The rise in ‘headline’, i.e overall, inflation is very, very, recent. What is more, it is reflected only in the wholesale price index. The cost of living index has actually declined from 10.03 percent in September 2011 to 9.73 percent at the end of last month.

Even the rise in WPI inflation has been caused by a very late and below average monsoon, a partial decontrol of sugar prices to compensate for increases in the minimum sale price of sugarcane, and a 13 percent rise in the price of diesel. In short, all of the recent increase in inflation can be traced to natural causes and government interventions in the market. So it is difficult to see how severe restrictions on the creation of credit – which can affect only demand -- will bring it down.

As for the core rate of inflation—the most reliable indicator of inflation arising from excess demand -- it is true that both the RBI’s index and CRISIL’s vastly better one (which excludes base metals but includes processed foods) show a rise after February. But this conveniently overlooks the fact that according to both indicators the core rate had fallen by half, from 8 to 4 percent, between last September and February and that, in spite of the rapid devaluation of the rupee since the end of last year, it is still well below 6 percent.

For want of a nail

To sum up, the fate towards which the RBI’s intransigence now will drag India is this: without a sharp fall in interest rates economic growth and employment will not begin to recover; without a marked recovery the UPA will definitely lose the next election; and without a credible performance in them the Congress will, in all probability, fall apart as it nearly did in March 1999.

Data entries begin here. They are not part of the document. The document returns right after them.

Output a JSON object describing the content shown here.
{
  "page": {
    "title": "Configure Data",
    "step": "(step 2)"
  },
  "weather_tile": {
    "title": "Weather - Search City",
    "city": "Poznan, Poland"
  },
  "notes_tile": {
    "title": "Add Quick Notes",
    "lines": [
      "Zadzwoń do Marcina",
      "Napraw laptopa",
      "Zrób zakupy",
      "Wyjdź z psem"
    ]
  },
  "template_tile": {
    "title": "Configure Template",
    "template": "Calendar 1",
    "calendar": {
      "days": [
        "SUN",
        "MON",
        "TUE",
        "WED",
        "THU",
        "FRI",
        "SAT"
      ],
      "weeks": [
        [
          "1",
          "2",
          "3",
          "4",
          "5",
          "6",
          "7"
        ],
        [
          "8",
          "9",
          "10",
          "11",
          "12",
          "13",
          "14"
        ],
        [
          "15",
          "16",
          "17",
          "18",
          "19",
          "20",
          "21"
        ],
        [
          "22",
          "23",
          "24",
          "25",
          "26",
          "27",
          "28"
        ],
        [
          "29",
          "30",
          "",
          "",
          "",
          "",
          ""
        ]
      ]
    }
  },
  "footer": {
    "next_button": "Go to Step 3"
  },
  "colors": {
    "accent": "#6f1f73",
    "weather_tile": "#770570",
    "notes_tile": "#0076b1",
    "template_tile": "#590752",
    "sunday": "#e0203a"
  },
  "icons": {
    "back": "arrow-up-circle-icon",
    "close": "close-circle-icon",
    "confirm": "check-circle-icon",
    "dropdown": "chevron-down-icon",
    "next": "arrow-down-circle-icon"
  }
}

The government has done a great deal to assuage the RBI’s legitimate fear of a huge fiscal deficit, and should commit itself to doing even more in the coming months. But the RBI must take its assurances on trust, for it can make the next cuts only after industry and employment begin to grow and spending power starts to rise once more. Dr. Manmohan Singh needs to make this clear to the RBI governor and remind him forcefully, as he reminded his predecessor Y.V Reddy when the latter was reluctant to bring down interest rates even after the onset of global recession in August 2008, that when push comes to shove it is the RBI governor who holds his post at the government’s pleasure and not the other way round.